The Dead Sea is an extremely dynamic hydrologic system, where the base level is currently declining at a rate of ∼1 m/yr. The groundwater level follows this drop within a relatively short time (a few days in the case of the extensive floods in the winter of 1991–1992). The fresh-saline water interface is very shallow, compared to that of the ocean, due to the large density difference between the fresh and saline water bodies. The interface was found to be steeper near the marginal faults, tracked in a time domain electromagnetic geophysical survey, due to the relatively low horizontal hydraulic conductivity at the fault zone. SUTRA code simulations support this result. Near the shoreline of the Dead Sea, a new coastal area is exposed, whereby the main processes are flushing of most of the section and evaporation and precipitation of salts near the surface. The effect of flushing is seen in several in situ profiles that show much lower concentrations than the original Dead Sea brine, which existed only a few decades ago. Preliminary simulations on a larger scale imply that the Dead Sea water level drop will influence groundwater levels at least several kilometers from the shoreline, increasing the hydraulic gradient and thus also the discharge to the Dead Sea.

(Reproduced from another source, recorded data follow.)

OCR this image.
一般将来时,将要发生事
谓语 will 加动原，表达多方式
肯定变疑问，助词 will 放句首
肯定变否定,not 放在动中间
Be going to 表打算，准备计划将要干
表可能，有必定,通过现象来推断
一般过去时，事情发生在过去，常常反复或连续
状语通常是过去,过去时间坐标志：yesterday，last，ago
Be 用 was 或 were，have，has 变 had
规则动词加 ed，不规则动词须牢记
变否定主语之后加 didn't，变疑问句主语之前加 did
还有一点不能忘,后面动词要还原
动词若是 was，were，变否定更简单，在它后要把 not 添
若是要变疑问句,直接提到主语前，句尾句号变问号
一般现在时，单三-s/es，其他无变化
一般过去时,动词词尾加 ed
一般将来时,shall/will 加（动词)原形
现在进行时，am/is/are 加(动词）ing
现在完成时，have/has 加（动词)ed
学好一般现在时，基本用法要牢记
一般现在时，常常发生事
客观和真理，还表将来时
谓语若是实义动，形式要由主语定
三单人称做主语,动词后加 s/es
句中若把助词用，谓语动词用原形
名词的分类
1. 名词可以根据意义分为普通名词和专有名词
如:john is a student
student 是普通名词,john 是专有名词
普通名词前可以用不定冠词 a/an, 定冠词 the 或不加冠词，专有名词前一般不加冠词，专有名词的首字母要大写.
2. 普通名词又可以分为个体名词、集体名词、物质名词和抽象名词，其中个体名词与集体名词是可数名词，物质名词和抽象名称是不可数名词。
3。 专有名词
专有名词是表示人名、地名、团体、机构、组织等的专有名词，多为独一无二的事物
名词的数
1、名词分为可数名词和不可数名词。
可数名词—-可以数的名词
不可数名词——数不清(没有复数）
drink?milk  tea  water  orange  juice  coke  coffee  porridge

Over the past several years, the coastal area around the declining Dead Sea has undergone a catastrophic collapse. One of the major expressions of this process is the sudden appearance of hundreds of collapse sinkholes, causing a severe threat to the future of this region. Here we review results and inferences obtained from a multidisciplinary research conducted since 1999. Observations were obtained by geological mapping, aerial photographs, drilling, groundwater geochemistry, seismic refraction and reflection, and satellite radar interferometry. The suggested model for the formation of the Dead Sea sinkholes is based on the following observations: (1) presence of a thick salt layer (or layers) at depths between 20 and 50 m (depth of layer top), and sandwiched between aquiclude layers of clay and silt; (2) identification of cavities within the salt layer in sinkhole sites; (3) presence of water undersaturated with respect to halite in aquifers confined beneath the salt layer; (4) composition of the groundwater in the salt layer that indicates salt dissolution; (5) association between sinkhole sites and land subsidence; and (6) formation of sinkholes along and above buried faults. These observations combine to suggest that the primary cause of sinkhole formation is dissolution of the salt layer by undersaturated groundwater. The interface between the Dead Sea brine and this groundwater migrated eastward due to the Dead Sea decline. Undersaturated water accessed the salt layer via faults that cut through the soft aquiclude layers. The opening of these conduit-faults is likely due to differential compaction of the aquiclude layers, explaining the correlation between the land subsidence and sinkhole sites. It appears that the decline of the Dead Sea level affects the formation of sinkholes in three ways: (1) opening the way to eastward migration of the fresh-saline water interface and thus to undersaturated groundwater, (2) generating differential compaction of fine-grained sediments, and (3) destabilization of underground cavities, which catalyzes their collapse.